Sie drehte sich um. Hedis und Juttas Wangen waren erhitzt, die Trikots schweißdurchtränkt. Jutta hatte sich auf den Boden sinken lassen und den rechten Schuh ausgezogen. Ihre Zehen waren feuerrot, und sie rieb sich mit einem Stirnrunzeln die schmerzenden Stellen. Wally wusste genau, wie es sich anfühlte, wenn man sich die Füße wundgetanzt hatte. Aber gerade, weil sie es selbst so viele Male durchgemacht hatte, versagte sie sich das Mitleid, das in ihr aufstieg. Schmerz gehörte dazu, wenn man Außergewöhnliches erreichen wollte. Er gehörte überhaupt immer zum Leben dazu, und je eher eine junge Frau das lernte, desto besser war es für sie.

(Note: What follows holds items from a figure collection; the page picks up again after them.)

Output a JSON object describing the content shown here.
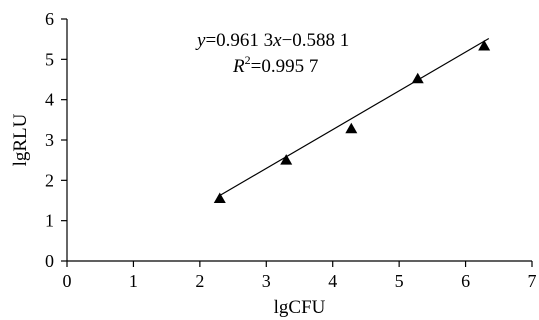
{
  "chart_data": {
    "type": "scatter",
    "title": "",
    "xlabel": "lgCFU",
    "ylabel": "lgRLU",
    "xlim": [
      0,
      7
    ],
    "ylim": [
      0,
      6
    ],
    "xticks": [
      "0",
      "1",
      "2",
      "3",
      "4",
      "5",
      "6",
      "7"
    ],
    "yticks": [
      "0",
      "1",
      "2",
      "3",
      "4",
      "5",
      "6"
    ],
    "grid": false,
    "legend": "none",
    "marker": "triangle",
    "marker_color": "#000000",
    "series": [
      {
        "points": [
          {
            "x": 2.3,
            "y": 1.55
          },
          {
            "x": 3.3,
            "y": 2.5
          },
          {
            "x": 4.28,
            "y": 3.28
          },
          {
            "x": 5.28,
            "y": 4.52
          },
          {
            "x": 6.28,
            "y": 5.33
          }
        ]
      }
    ],
    "trendline": {
      "slope": 0.9613,
      "intercept": -0.5881,
      "x_range": [
        2.3,
        6.35
      ]
    },
    "annotations": {
      "equation_y": "y",
      "equation_rest_1": "=0.961 3",
      "equation_x": "x",
      "equation_rest_2": "−0.588 1",
      "r2_prefix": "R",
      "r2_sup": "2",
      "r2_value": "=0.995 7"
    }
  }
}
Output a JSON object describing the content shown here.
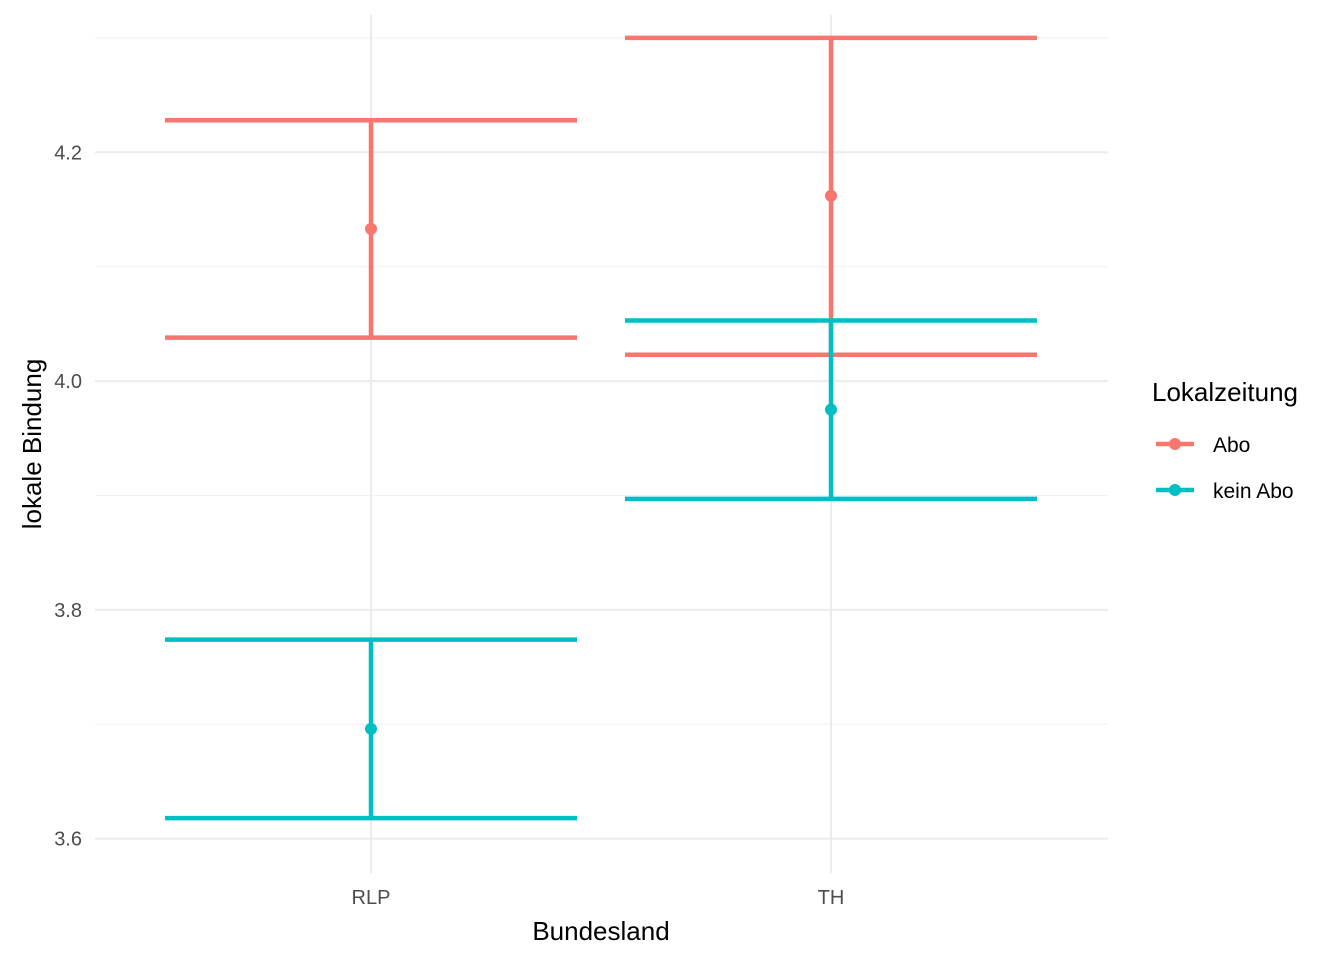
{
  "chart_data": {
    "type": "errorbar",
    "title": "",
    "xlabel": "Bundesland",
    "ylabel": "lokale Bindung",
    "categories": [
      "RLP",
      "TH"
    ],
    "ylim": [
      3.57,
      4.32
    ],
    "y_ticks": [
      3.6,
      3.8,
      4.0,
      4.2
    ],
    "y_tick_labels": [
      "3.6",
      "3.8",
      "4.0",
      "4.2"
    ],
    "grid": true,
    "legend": {
      "title": "Lokalzeitung",
      "placement": "right"
    },
    "series": [
      {
        "name": "Abo",
        "color": "#F8766D",
        "points": [
          {
            "x": "RLP",
            "mean": 4.133,
            "lower": 4.038,
            "upper": 4.228
          },
          {
            "x": "TH",
            "mean": 4.162,
            "lower": 4.023,
            "upper": 4.3
          }
        ]
      },
      {
        "name": "kein Abo",
        "color": "#00BFC4",
        "points": [
          {
            "x": "RLP",
            "mean": 3.696,
            "lower": 3.618,
            "upper": 3.774
          },
          {
            "x": "TH",
            "mean": 3.975,
            "lower": 3.897,
            "upper": 4.053
          }
        ]
      }
    ]
  }
}
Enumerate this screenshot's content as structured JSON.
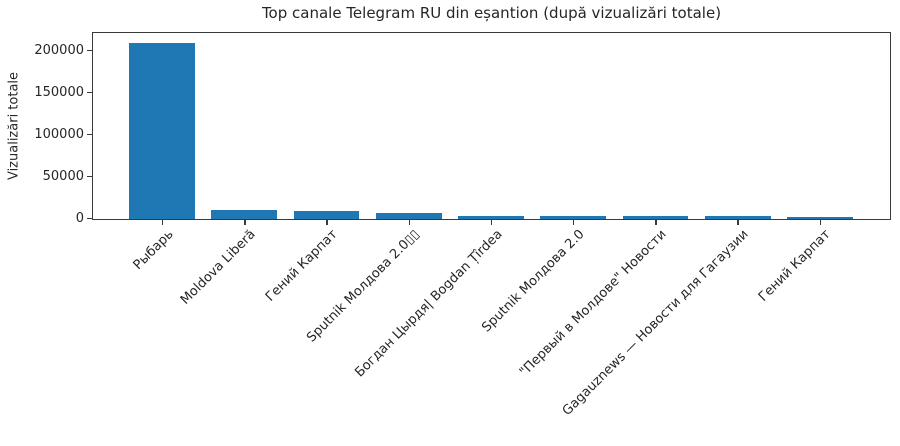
{
  "chart_data": {
    "type": "bar",
    "title": "Top canale Telegram RU din eșantion (după vizualizări totale)",
    "xlabel": "",
    "ylabel": "Vizualizări totale",
    "categories": [
      "Рыбарь",
      "Moldova Liberă",
      "Гений Карпат",
      "Sputnik Молдова 2.0▯▯",
      "Богдан Цырдя| Bogdan Țîrdea",
      "Sputnik Молдова 2.0",
      "\"Первый в Молдове\" Новости",
      "Gagauznews — Новости для Гагаузии",
      "Гений Карпат"
    ],
    "values": [
      210000,
      10500,
      9000,
      7500,
      4000,
      3600,
      3300,
      3100,
      2900
    ],
    "yticks": [
      0,
      50000,
      100000,
      150000,
      200000
    ],
    "ylim": [
      0,
      220500
    ],
    "xlim": [
      -0.84,
      8.84
    ],
    "bar_rel_width": 0.8,
    "x_tick_rotation_deg": 45,
    "grid": false,
    "legend_position": "none",
    "bar_color": "#1f77b4",
    "axis_color": "#3a3a3a",
    "text_color": "#262626"
  }
}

»Wollen Sie beide gar nicht nach Hause gehen?«, fragte sie.

»Mein Chef gibt mir morgen nicht für die Probe frei, Fräulein Kaluza«, sagte Hedi und setzte einen aufsässigen Gesichtsausdruck auf. »Er sagt, er könnte sich jederzeit eine neue Sekretärin suchen, wenn ich weiter so oft freie Tage haben will.«

Wally sah sie an.

»Und ich mir eine neue Tänzerin«, sagte sie ruhig und zog die feinen blonden Augenbrauen hoch. »Ich zwinge dich zu nichts, aber du musst wissen, was du willst.«

Hedi schwieg. Jutta, die vorsichtig ihren Schuh wieder über den wunden Fuß gestreift hatte, stand mühsam auf und berührte ihre Freundin zart am Ellenbogen.

»Meine Damen«, sagte Wally etwas freundlicher, »gehen Sie nach Hause, ruhen Sie sich aus.«

»Komm«, sagte Jutta zu Hedi, »hier beißt du auf Granit.« Sie warf Wally einen vorwurfsvollen Blick zu und zog die Freundin hinter sich her auf den dunklen Flur hinaus.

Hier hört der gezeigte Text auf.